Qaddafi forces have also staged “heavy attacks” in the western city of Yafren, focusing on the hospital there, the council said. It didn’t provide further details.
In Benghazi, Shamiya said that continued funding delays may cause a shortage of cash in rebel-held areas. Rebel officials are encouraging Libyans to deposit their money in banks, he said.
Shamiya said there is a two-month reserve of subsidized food staples, such as rice and flour. Prices for some unsubsidized foods have increased “slightly” and shortages have been reported, he said.
Rebel officials paid April salaries and are working to come up with the May payments, he said.
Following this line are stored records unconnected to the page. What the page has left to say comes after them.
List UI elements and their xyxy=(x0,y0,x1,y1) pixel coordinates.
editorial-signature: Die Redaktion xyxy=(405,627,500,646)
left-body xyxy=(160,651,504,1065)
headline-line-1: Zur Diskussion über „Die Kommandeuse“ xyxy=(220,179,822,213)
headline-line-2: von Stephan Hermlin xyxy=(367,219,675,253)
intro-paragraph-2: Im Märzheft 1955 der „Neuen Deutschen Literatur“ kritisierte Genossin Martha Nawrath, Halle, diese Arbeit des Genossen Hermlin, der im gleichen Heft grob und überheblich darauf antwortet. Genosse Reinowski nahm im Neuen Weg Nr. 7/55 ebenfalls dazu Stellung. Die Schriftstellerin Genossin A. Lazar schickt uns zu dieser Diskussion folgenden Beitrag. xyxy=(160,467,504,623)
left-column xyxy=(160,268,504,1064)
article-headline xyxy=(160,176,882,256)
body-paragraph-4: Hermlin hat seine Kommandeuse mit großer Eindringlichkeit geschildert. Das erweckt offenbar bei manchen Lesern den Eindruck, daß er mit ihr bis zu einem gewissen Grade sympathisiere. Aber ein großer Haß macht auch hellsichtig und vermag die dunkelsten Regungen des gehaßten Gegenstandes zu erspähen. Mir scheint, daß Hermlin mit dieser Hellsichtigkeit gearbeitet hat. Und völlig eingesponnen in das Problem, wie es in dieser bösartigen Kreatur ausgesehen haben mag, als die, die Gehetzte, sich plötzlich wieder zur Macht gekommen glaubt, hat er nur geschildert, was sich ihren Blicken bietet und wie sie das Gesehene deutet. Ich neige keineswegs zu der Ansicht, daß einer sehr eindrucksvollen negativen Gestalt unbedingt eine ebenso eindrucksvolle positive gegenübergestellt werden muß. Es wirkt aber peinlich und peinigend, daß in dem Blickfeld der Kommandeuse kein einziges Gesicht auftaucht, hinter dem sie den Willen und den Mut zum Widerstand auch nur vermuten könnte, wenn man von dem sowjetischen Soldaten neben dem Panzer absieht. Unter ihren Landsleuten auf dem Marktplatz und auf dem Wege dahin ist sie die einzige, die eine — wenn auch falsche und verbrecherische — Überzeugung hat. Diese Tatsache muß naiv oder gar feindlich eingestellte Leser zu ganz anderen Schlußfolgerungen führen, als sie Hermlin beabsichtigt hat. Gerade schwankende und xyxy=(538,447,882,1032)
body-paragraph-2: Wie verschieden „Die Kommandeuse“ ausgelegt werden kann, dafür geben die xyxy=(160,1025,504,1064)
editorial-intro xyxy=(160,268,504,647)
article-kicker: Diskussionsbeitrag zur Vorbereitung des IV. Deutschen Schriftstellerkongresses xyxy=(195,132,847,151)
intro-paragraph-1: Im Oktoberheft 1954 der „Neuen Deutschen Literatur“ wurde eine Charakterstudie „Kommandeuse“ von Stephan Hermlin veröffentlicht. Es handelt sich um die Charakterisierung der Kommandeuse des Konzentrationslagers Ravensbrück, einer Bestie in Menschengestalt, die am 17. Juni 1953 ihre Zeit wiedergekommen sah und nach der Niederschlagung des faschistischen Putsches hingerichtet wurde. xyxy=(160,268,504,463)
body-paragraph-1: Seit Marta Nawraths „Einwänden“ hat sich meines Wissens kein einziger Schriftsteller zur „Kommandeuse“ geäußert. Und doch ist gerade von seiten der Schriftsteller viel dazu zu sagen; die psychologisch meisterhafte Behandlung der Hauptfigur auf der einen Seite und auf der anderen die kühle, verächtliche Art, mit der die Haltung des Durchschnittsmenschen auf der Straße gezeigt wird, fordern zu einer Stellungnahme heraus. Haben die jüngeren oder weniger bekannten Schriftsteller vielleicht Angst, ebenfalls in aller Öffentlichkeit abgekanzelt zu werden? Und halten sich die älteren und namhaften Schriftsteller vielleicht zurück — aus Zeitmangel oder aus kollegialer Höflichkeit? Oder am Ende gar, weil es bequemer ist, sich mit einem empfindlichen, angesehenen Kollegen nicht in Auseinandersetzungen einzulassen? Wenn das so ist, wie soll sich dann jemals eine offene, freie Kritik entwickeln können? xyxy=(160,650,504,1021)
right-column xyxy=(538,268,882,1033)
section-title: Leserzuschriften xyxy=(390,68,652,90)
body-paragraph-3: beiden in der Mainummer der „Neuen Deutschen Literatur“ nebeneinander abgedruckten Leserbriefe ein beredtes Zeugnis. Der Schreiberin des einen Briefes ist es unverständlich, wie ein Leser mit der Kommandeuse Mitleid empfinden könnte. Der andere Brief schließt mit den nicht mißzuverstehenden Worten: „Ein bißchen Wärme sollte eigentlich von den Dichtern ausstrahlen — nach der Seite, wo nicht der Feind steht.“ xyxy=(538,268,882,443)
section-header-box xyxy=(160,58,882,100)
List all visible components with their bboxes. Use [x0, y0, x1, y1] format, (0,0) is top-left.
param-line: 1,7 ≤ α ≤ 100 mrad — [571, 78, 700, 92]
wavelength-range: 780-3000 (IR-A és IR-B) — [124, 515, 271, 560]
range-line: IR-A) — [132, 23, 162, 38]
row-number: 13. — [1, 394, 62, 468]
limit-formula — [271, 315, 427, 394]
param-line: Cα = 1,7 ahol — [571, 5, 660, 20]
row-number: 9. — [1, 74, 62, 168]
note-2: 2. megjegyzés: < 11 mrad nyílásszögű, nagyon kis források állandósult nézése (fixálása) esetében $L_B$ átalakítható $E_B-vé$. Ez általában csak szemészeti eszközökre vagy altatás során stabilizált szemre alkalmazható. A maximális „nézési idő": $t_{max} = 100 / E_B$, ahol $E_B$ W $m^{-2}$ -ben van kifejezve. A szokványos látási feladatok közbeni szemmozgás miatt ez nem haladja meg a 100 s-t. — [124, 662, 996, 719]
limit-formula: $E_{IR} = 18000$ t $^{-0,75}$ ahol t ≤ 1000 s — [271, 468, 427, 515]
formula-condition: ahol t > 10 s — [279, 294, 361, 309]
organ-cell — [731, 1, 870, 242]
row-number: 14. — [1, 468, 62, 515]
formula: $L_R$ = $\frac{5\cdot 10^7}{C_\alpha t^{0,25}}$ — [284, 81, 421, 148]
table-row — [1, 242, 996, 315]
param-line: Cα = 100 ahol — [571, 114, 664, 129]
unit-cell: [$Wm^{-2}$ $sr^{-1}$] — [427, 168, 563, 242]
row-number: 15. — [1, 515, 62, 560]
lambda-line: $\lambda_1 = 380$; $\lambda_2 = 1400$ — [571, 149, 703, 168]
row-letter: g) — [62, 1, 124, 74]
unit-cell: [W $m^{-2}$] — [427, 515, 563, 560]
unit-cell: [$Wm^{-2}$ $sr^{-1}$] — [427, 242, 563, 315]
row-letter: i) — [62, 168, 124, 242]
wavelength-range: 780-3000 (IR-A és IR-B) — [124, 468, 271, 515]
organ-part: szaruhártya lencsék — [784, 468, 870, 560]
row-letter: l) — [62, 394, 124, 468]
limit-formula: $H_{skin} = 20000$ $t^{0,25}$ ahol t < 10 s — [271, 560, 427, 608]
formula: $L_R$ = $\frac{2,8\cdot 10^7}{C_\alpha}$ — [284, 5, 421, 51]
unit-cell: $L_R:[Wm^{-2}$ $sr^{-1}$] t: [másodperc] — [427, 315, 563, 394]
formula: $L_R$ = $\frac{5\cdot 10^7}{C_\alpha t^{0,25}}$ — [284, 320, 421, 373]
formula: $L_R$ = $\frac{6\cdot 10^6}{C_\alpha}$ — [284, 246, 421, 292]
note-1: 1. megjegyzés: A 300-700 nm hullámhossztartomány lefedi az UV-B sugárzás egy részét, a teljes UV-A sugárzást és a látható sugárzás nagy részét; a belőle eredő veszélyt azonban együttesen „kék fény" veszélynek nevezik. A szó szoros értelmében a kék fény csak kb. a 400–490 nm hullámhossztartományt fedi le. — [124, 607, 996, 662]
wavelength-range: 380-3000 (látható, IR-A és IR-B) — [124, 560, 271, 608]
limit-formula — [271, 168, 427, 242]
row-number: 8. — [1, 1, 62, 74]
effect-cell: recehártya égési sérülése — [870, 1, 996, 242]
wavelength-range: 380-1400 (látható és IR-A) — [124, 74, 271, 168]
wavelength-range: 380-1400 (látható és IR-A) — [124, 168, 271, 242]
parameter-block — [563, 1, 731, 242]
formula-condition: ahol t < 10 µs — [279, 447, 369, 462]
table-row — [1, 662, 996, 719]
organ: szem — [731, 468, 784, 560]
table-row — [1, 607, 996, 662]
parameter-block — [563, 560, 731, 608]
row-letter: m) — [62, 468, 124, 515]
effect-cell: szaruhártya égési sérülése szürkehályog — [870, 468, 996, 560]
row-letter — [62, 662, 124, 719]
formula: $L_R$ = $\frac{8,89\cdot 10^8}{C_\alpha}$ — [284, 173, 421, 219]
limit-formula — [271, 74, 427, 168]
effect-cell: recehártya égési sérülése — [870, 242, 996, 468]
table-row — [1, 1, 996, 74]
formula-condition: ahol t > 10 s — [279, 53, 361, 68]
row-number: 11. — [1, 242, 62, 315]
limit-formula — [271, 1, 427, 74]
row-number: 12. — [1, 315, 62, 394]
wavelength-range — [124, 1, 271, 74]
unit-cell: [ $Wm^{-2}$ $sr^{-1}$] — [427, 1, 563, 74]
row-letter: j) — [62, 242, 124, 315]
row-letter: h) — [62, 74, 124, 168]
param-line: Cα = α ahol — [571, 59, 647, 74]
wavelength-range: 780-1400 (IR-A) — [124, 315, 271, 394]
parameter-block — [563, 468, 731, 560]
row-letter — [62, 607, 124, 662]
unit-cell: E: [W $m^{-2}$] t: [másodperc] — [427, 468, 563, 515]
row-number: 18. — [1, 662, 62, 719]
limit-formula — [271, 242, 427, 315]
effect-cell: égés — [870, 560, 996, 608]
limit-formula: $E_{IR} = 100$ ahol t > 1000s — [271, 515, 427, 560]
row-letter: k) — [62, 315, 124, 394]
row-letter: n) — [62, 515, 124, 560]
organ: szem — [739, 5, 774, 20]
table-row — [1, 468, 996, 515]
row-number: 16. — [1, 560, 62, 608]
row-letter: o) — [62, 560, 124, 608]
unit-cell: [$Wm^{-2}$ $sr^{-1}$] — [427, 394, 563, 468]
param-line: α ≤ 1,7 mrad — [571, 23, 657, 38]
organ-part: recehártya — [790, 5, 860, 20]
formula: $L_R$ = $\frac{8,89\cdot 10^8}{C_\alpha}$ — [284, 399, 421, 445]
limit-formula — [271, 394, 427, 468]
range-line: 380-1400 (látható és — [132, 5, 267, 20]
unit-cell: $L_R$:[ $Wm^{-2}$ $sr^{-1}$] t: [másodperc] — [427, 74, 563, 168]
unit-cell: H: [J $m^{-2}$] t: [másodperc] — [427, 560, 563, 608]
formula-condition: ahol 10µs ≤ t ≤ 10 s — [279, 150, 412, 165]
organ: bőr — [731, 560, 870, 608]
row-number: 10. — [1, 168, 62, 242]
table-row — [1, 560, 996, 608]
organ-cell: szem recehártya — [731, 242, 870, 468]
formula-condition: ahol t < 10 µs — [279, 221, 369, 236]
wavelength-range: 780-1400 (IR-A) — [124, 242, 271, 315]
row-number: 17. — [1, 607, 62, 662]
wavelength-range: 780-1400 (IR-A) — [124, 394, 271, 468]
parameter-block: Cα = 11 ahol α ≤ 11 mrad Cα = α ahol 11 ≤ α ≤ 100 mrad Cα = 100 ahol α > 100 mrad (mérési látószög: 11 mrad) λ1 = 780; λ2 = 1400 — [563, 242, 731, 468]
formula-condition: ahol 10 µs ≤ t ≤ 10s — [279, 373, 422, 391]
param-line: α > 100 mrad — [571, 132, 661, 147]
Salaries have been capped at 750 Libyan dinars ($618) per person.
Ghanem, who chaired the state-owned National Oil Corp., arrived in Austria, Mahmoud Shammam, a spokesman for the rebel government, said today in an interview in Doha, Qatar. Austrian Foreign Ministry spokesman Alexander Schallenberg said he had no information about whether Ghanem is in Austria.
The rebels “are not interested in speaking to Ghanem until he says he has defected,” Shammam said.
Ghanem, 68, had served since 2006 as the state company’s chairman, the highest-ranking position in the nation’s oil industry as Libya doesn’t have an energy ministry. A former head of research at the Organization of Petroleum Exporting Countries, Ghanem was appointed prime minister by Qaddafi in 2003, with the task of opening up the economy to private investments, both local and foreign.